Thursday, November 22, 2007

22 Year Wind.

The sky was cloudy on August 27th, twenty-two years ago. On the 29th a storm was brewing. By the 31st it had become what Texans call a twister.

He didn't know any better. It was his first time in this world. He stayed inside for the next few weeks and slept.

18 months later he was learning to walk. It was a whole new experience to have to balance himself. He had to lean into the strong wind. Sometimes it would knock him on his ass. A cloth diaper and plastic pants to dampen the impact. Sometimes it would knock him on his face from behind, his tears would wash the dirt from his face. He began to develop reflexes to the slight change in wind to keep on his feet.

Age 5 he found himself in Oklahoma running around like a banshee, despite the wind. His muscles now seemed unaware of the resistance. He knew nothing different than the first day of his life. He couldn't say it was harsh and unrelenting. It was strong and consistent.

age 12 He began to realize that the wind was following him. People around him had no idea what he was talking about when he spoke. They couldn't hear him over the howl of the wind, yet they didn't seem affected by it. He couldn't understand them for the roar in his ears. He found music to be a distraction, and he could crank it up to drown out the wind.

Age 15 the wind picked up. He now noticed it was harder and harder to get up out of bed. Harder still to get around. He would fall down for the count multiple times a day. Tears washed face again. Now, when people spoke he had to read lips. Despite the constant practice he couldn't get the hang of it.

Age 17. The wind was blowing with the weight of the world against his shoulders. He decided to let it blow him elsewhere. He pulled up stakes and caught a gust that took him a ways from home. It felt good to move and let the wind take him. The landing was a different story. He had sea legs. Getting his balance again took almost 3 months, and on top of being disoriented, the wind was now blowing harder than ever before. Head down he braced himself against it and carried on. The new hard wind dried up the wells of his tears. It was too loud now to consider the outside world. He spent a lot of time in his head. He was unaware of the major exercise he was getting with this new load of resistance. Not to say he bore it well. His back began to arch from leaning into the wind.

Age 18. He again decided to uproot. He landed in Utah for a short reprieve. But before he even tried his footing there he was swept up and blown south. He landed on the Mississippi. The wind had switched directions and soon thereafter it had doubled in strength. He hardly left his house, much less his bed. After 8 months, he was all but beat, but he decided to give it another go around. He packed up and headed back to Utah. This routine of settling and uprooting was becoming easier and easier. He was certain he had a knack for it and contemplated a way to capitalize on it. He was coming to terms with the possibility that he was going to live this way the rest of his life.

He raised his head up, and looked around... just to be sure. Here he was, 21 years old. He was no better off now than when he first took flight. It was dawning on him that he might have taken the wrong approach.
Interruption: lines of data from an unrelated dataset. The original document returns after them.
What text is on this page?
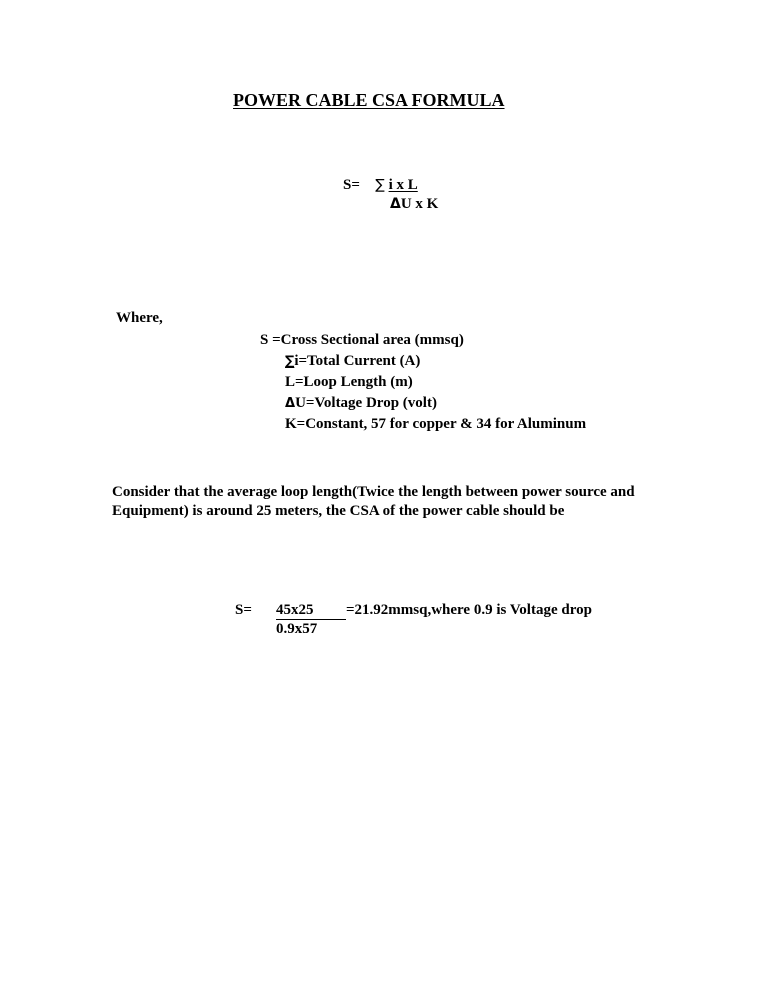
POWER CABLE CSA FORMULA
S= ∑ i x L
ΔU x K
Where,
S =Cross Sectional area (mmsq)
∑i=Total Current (A)
L=Loop Length (m)
ΔU=Voltage Drop (volt)
K=Constant, 57 for copper & 34 for Aluminum
Consider that the average loop length(Twice the length between power source and Equipment) is around 25 meters, the CSA of the power cable should be
S= 45x25 =21.92mmsq,where 0.9 is Voltage drop
0.9x57
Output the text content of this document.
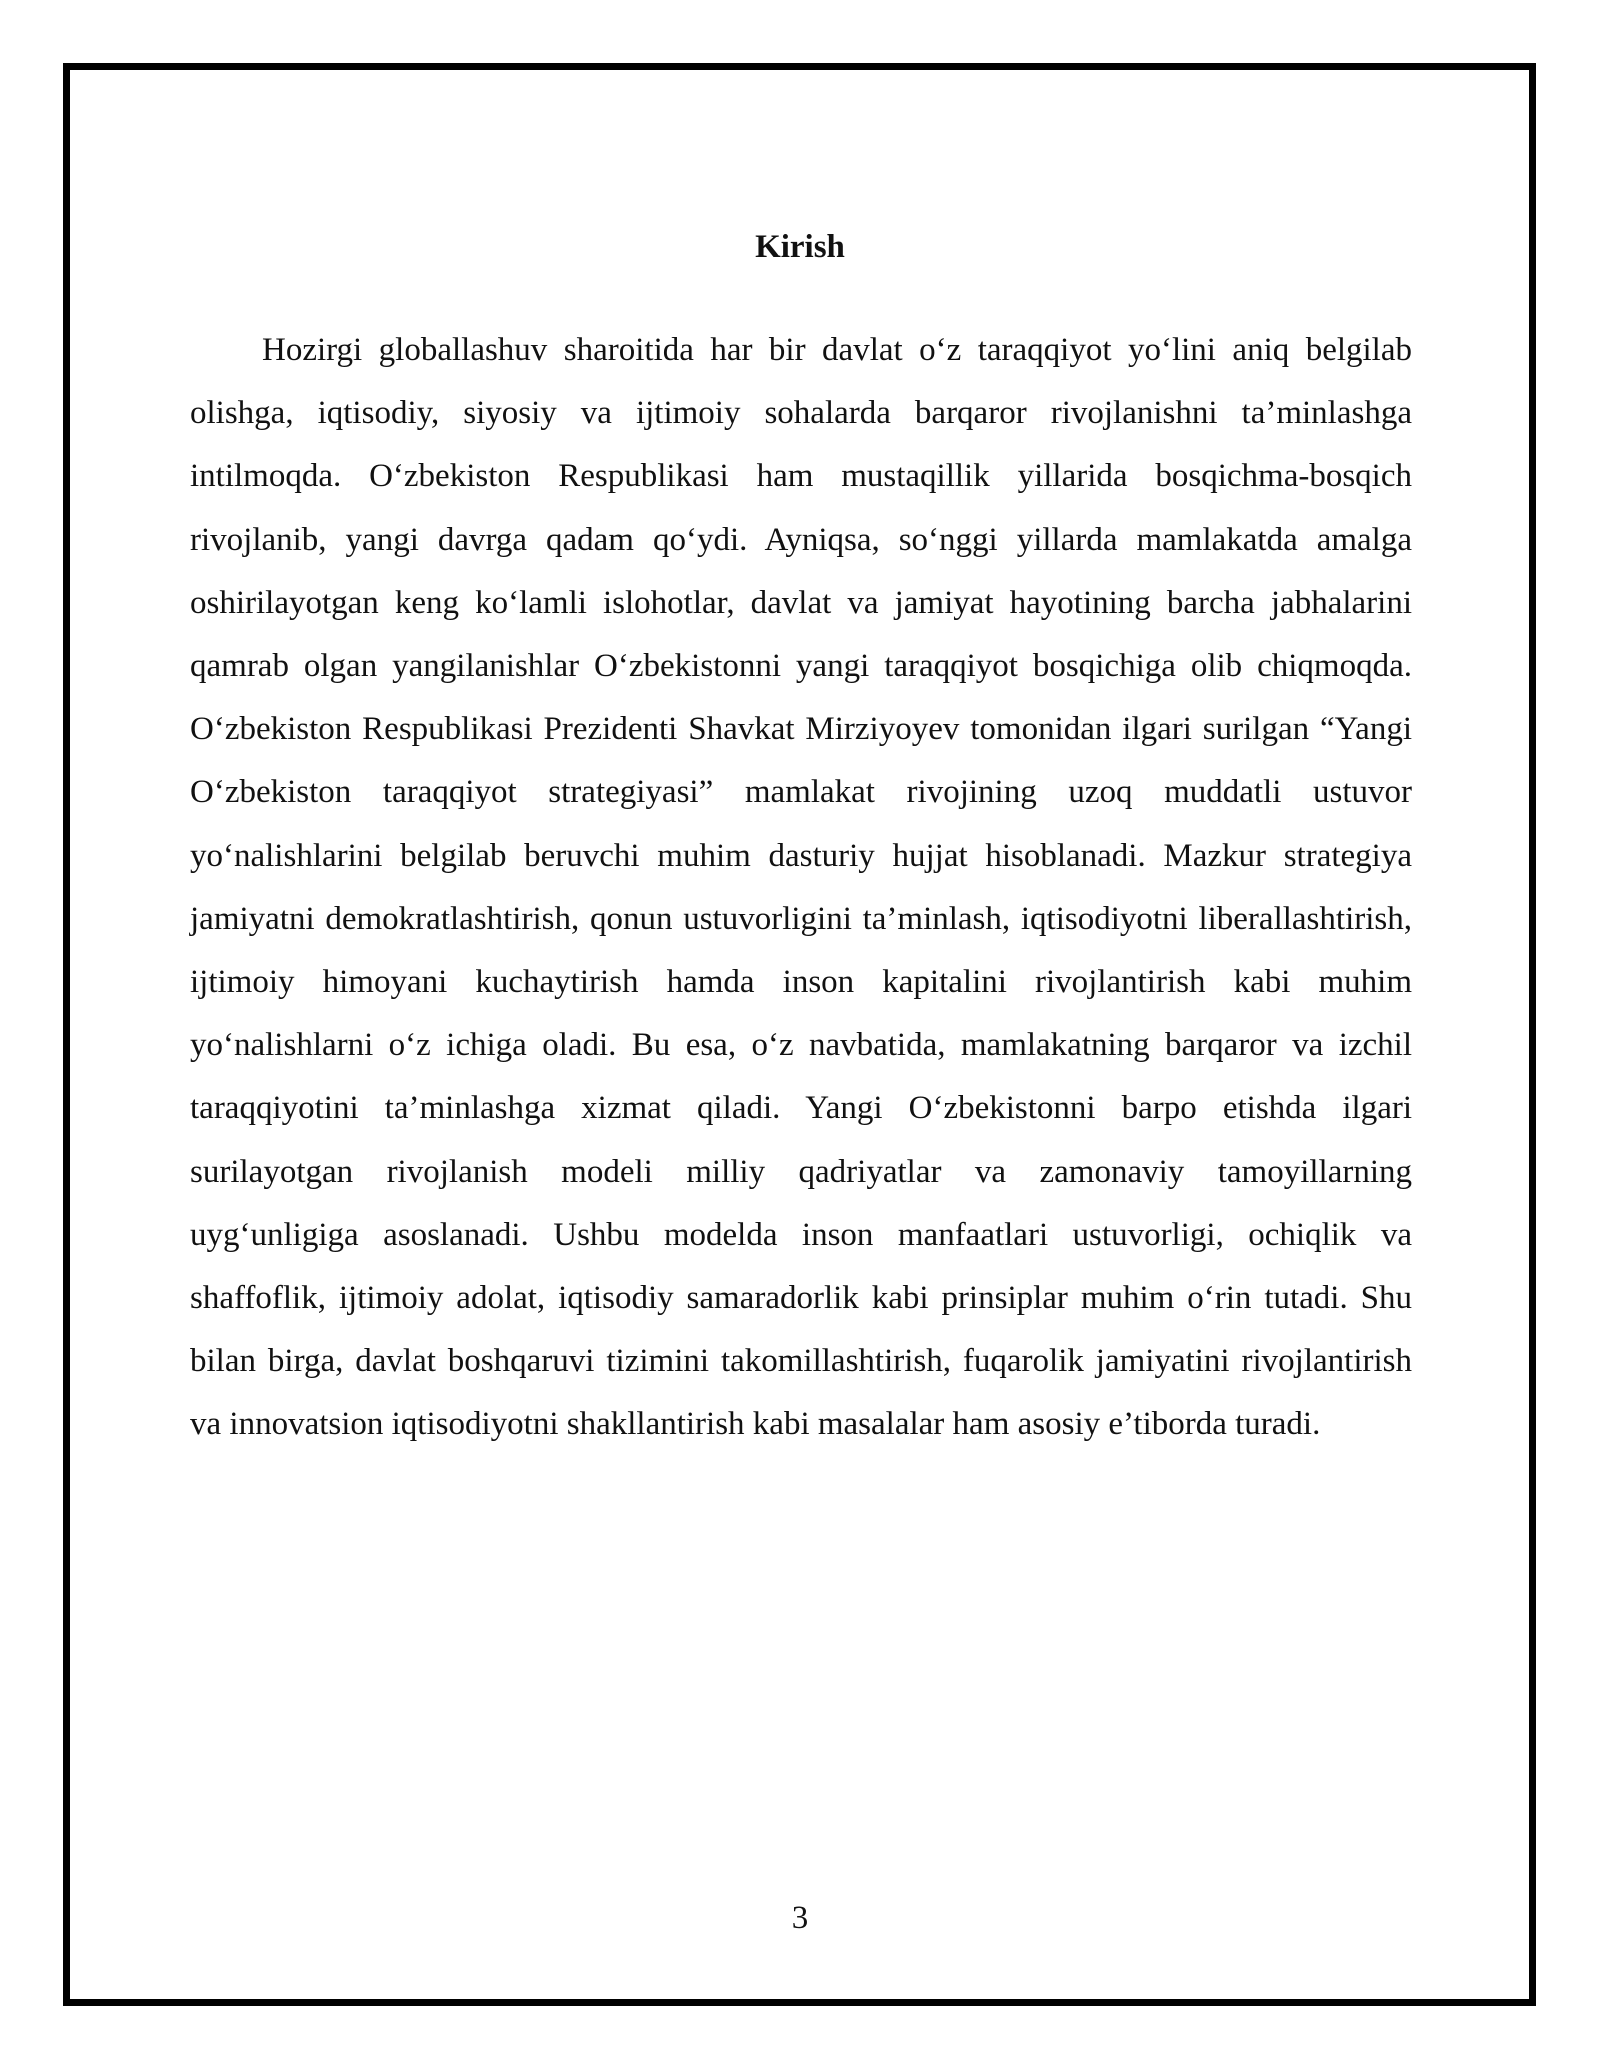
Kirish

Hozirgi globallashuv sharoitida har bir davlat o‘z taraqqiyot yo‘lini aniq belgilab olishga, iqtisodiy, siyosiy va ijtimoiy sohalarda barqaror rivojlanishni ta’minlashga intilmoqda. O‘zbekiston Respublikasi ham mustaqillik yillarida bosqichma-bosqich rivojlanib, yangi davrga qadam qo‘ydi. Ayniqsa, so‘nggi yillarda mamlakatda amalga oshirilayotgan keng ko‘lamli islohotlar, davlat va jamiyat hayotining barcha jabhalarini qamrab olgan yangilanishlar O‘zbekistonni yangi taraqqiyot bosqichiga olib chiqmoqda. O‘zbekiston Respublikasi Prezidenti Shavkat Mirziyoyev tomonidan ilgari surilgan “Yangi O‘zbekiston taraqqiyot strategiyasi” mamlakat rivojining uzoq muddatli ustuvor yo‘nalishlarini belgilab beruvchi muhim dasturiy hujjat hisoblanadi. Mazkur strategiya jamiyatni demokratlashtirish, qonun ustuvorligini ta’minlash, iqtisodiyotni liberallashtirish, ijtimoiy himoyani kuchaytirish hamda inson kapitalini rivojlantirish kabi muhim yo‘nalishlarni o‘z ichiga oladi. Bu esa, o‘z navbatida, mamlakatning barqaror va izchil taraqqiyotini ta’minlashga xizmat qiladi. Yangi O‘zbekistonni barpo etishda ilgari surilayotgan rivojlanish modeli milliy qadriyatlar va zamonaviy tamoyillarning uyg‘unligiga asoslanadi. Ushbu modelda inson manfaatlari ustuvorligi, ochiqlik va shaffoflik, ijtimoiy adolat, iqtisodiy samaradorlik kabi prinsiplar muhim o‘rin tutadi. Shu bilan birga, davlat boshqaruvi tizimini takomillashtirish, fuqarolik jamiyatini rivojlantirish va innovatsion iqtisodiyotni shakllantirish kabi masalalar ham asosiy e’tiborda turadi.

3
He tried running from the wind one more time. The wind blows harder in Alaska.

Now after 22 years of being blown around and held down he has made it his goal to use his 22 years of conditioning in a more effective manner. He's finding that he is exceptional at reading faces and lips now. He has also made progress in deciphering the muddled tones of those around him. Instead of carrying his life possessions on his back, He decided to set up camp and dig in for the long haul. He is taking on tasks one at a time. Shedding the weight of all his worries has given him the extra energy to get where he want to be. He's moving in leaps and bounds. Using the wind to his advantage. He is facing it head on, noticing that he can stand more upright when he doesn't cower from it. The force of it is now straightening his backbone. He is learning to rest from time to time, and he's found a good way to do that is on his knees.

All isn't resolved. If anything he's gotten a late start and is just now making motions to catch up.
All isn't sunshine and song. He still falls in his ass. He still gets knocked on his face. He still wonders if the wind will ever subside.

I'm sure it wont. And I think that is a good thing. If, after 22 years of leaning into the wind , it were to sudden cease. He would be starting all over again. Learning to stand up without having to lean-Sea legs all over again. Plugging his ears against the prickle of unmuffled words. I wouldn't wish it on him. He would spend years on his face, trying to figure out where his strength will come from, spending what strength he has left to lift himself up. Only to eat shit again, and again.


whirlygirl said...

You are wonderful.

Vero Awesome said...

I'm proud of him, whoever he is. (Even though the wind narrative is a little fruity).